Tipps und Tricks: Beste Bildqualität mit DVB-T
Das beste Bild und der klarste Ton am Computer stellen sich nur dann ein, wenn die vier Faktoren Standort, Antenne, Bildschirm und Grafikkarte beachtet werden.
Standort: Die Empfangsqualität hängt maßgeblich vom Standort ab, an dem man DVB-T-Fernsehen empfängt. Die DVB-T-Sendemasten decken nur einen bestimmten Radius ab. Je weiter weg man sich vom ausstrahlenden Transponder befindet, desto schlechter ist das Fernsehbild. Unsere Tests zeigen, dass der DVB-T-Empfang bei direkter Sicht auf den Sendemast optimal ist. Außerdem ist das Signal in Erdgeschosswohnungen deutlich schwächer als im vierten oder fünften Stockwerk. Auch Parameter wie etwa Stahlbeton als Bausubstanz des Wohnhauses beeinflussen die Signalqualität ganz erheblich.

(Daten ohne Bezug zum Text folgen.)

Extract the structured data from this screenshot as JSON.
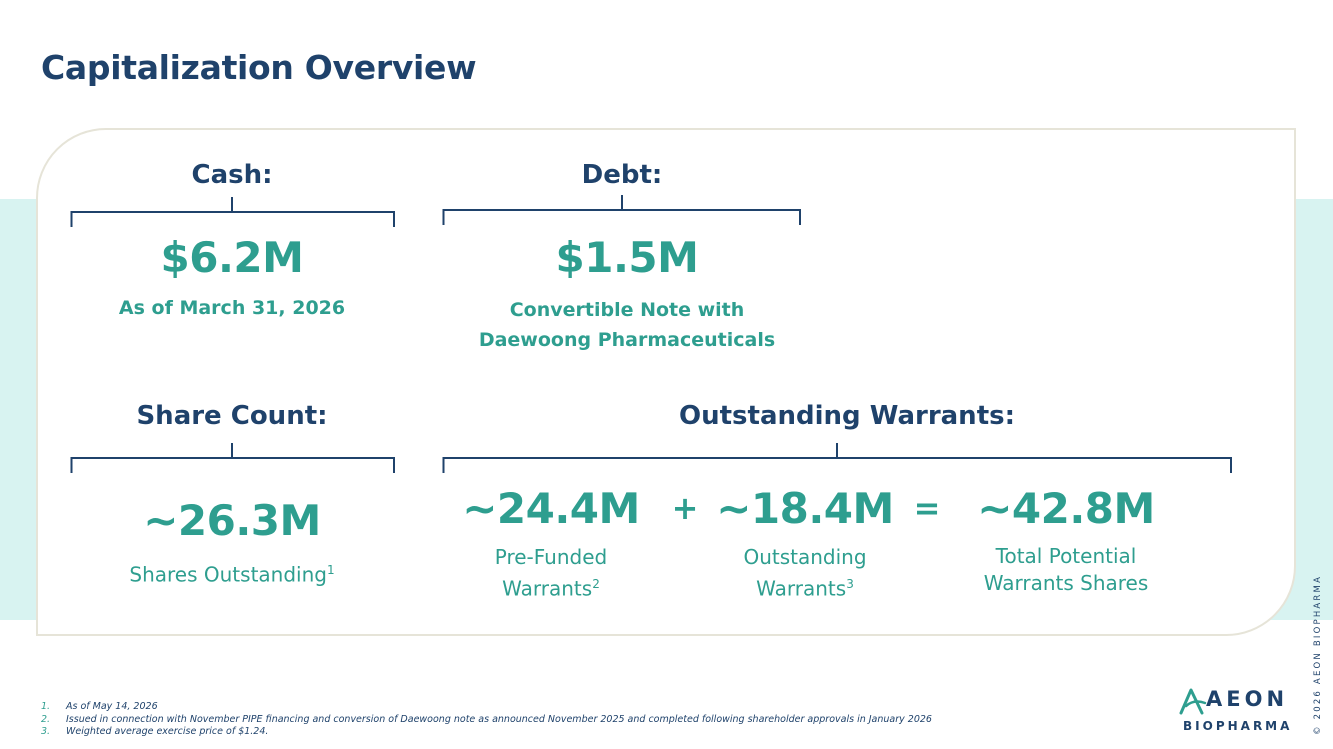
{
  "title": "Capitalization Overview",
  "cash": {
    "heading": "Cash:",
    "value": "$6.2M",
    "caption": "As of March 31, 2026"
  },
  "debt": {
    "heading": "Debt:",
    "value": "$1.5M",
    "caption_line1": "Convertible Note with",
    "caption_line2": "Daewoong Pharmaceuticals"
  },
  "shares": {
    "heading": "Share Count:",
    "value": "~26.3M",
    "caption": "Shares Outstanding",
    "footnote_ref": "1"
  },
  "warrants": {
    "heading": "Outstanding Warrants:",
    "prefunded": {
      "value": "~24.4M",
      "line1": "Pre-Funded",
      "line2": "Warrants",
      "footnote_ref": "2"
    },
    "plus": "+",
    "outstanding": {
      "value": "~18.4M",
      "line1": "Outstanding",
      "line2": "Warrants",
      "footnote_ref": "3"
    },
    "equals": "=",
    "total": {
      "value": "~42.8M",
      "line1": "Total Potential",
      "line2": "Warrants Shares"
    }
  },
  "footnotes": [
    {
      "num": "1.",
      "text": "As of May 14, 2026"
    },
    {
      "num": "2.",
      "text": "Issued in connection with November PIPE financing and conversion of Daewoong note as announced November 2025 and completed following shareholder approvals in January 2026"
    },
    {
      "num": "3.",
      "text": "Weighted average exercise price of $1.24."
    }
  ],
  "logo": {
    "word": "AEON",
    "sub": "BIOPHARMA"
  },
  "copyright": "© 2026 AEON BIOPHARMA",
  "colors": {
    "navy": "#1f426b",
    "teal": "#2e9e8f",
    "band": "#d8f3f1"
  }
}
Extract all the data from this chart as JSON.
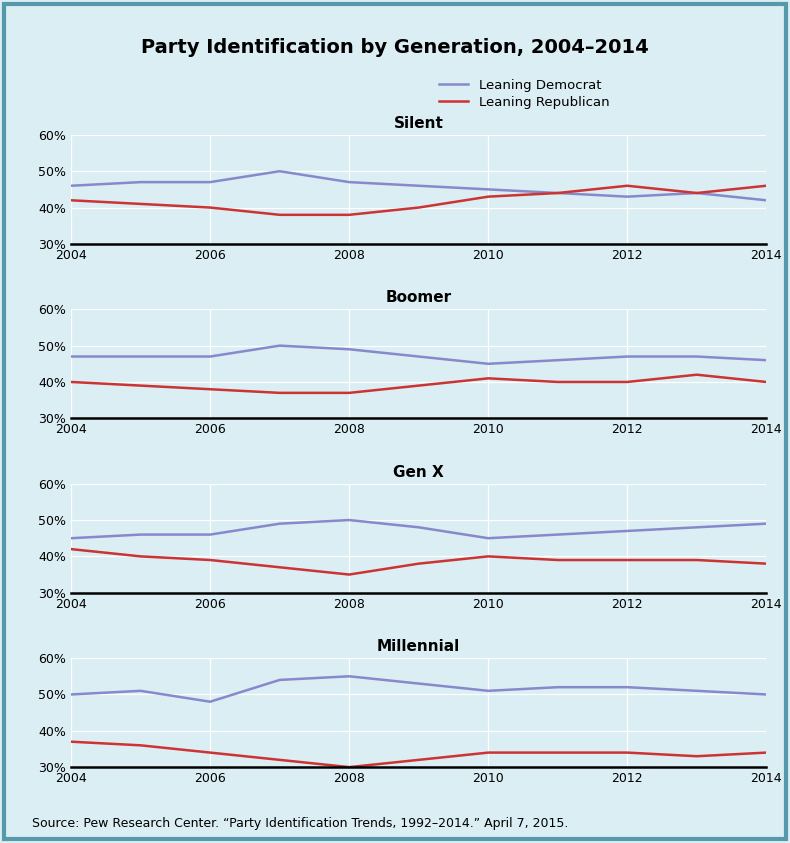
{
  "title": "Party Identification by Generation, 2004–2014",
  "source": "Source: Pew Research Center. “Party Identification Trends, 1992–2014.” April 7, 2015.",
  "years": [
    2004,
    2005,
    2006,
    2007,
    2008,
    2009,
    2010,
    2011,
    2012,
    2013,
    2014
  ],
  "panels": [
    {
      "label": "Silent",
      "dem": [
        46,
        47,
        47,
        50,
        47,
        46,
        45,
        44,
        43,
        44,
        42
      ],
      "rep": [
        42,
        41,
        40,
        38,
        38,
        40,
        43,
        44,
        46,
        44,
        46
      ]
    },
    {
      "label": "Boomer",
      "dem": [
        47,
        47,
        47,
        50,
        49,
        47,
        45,
        46,
        47,
        47,
        46
      ],
      "rep": [
        40,
        39,
        38,
        37,
        37,
        39,
        41,
        40,
        40,
        42,
        40
      ]
    },
    {
      "label": "Gen X",
      "dem": [
        45,
        46,
        46,
        49,
        50,
        48,
        45,
        46,
        47,
        48,
        49
      ],
      "rep": [
        42,
        40,
        39,
        37,
        35,
        38,
        40,
        39,
        39,
        39,
        38
      ]
    },
    {
      "label": "Millennial",
      "dem": [
        50,
        51,
        48,
        54,
        55,
        53,
        51,
        52,
        52,
        51,
        50
      ],
      "rep": [
        37,
        36,
        34,
        32,
        30,
        32,
        34,
        34,
        34,
        33,
        34
      ]
    }
  ],
  "ylim": [
    30,
    60
  ],
  "yticks": [
    30,
    40,
    50,
    60
  ],
  "ytick_labels": [
    "30%",
    "40%",
    "50%",
    "60%"
  ],
  "xticks": [
    2004,
    2006,
    2008,
    2010,
    2012,
    2014
  ],
  "xlim": [
    2004,
    2014
  ],
  "dem_color": "#8888cc",
  "rep_color": "#cc3333",
  "bg_color": "#daeef3",
  "panel_bg": "#daeef3",
  "line_width": 1.8,
  "title_fontsize": 14,
  "label_fontsize": 11,
  "tick_fontsize": 9,
  "source_fontsize": 9,
  "legend_fontsize": 9.5
}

Antenne: Optimale Empfangsqualität gewährleisten aktive Antennen mit eigener Stromversorgung. Mit ihnen lässt sich Digital-TV auch unter widrigen Umständen empfangen.
Bildschirm: Der Monitor bestimmt die Wiedergabequalität des digitalen Antennenfernsehens. Bei Flachbildschirmen kommt es vor allem auf die Bildschirmdiagonale und die Reaktionszeit der TFT-Elemente an: DVB-T-Bilder werden mit PAL-Auflösung (720x576 Pixel) und einer mittleren Datenrate von 3,5 MBit/s ausgestrahlt. Die Folge: Besonders bei großen Displays ab 21 Zoll sind wegen der höheren Auflösung (1600x1200 Pixel) und der vergleichsweise niedrigen Datenrate Klötzchenbildung und Artefakte möglich. Die beste Darstellung erzielt, wer die Auflösung in der TV-Software auf 100 Prozent stellt und auf Vollbilddarstellung verzichtet.
Grafikchip: Die Wiedergabequalität hängt auch von der Grafikkarte ab. Onboard-Grafikchips sind mit der Dekodierung teilweise überfordert. Das beste Bild und der klarste Ton am Computer stellen sich nur dann ein, wenn die vier Faktoren Standort, Antenne, Bildschirm und Grafikchip beachtet werden.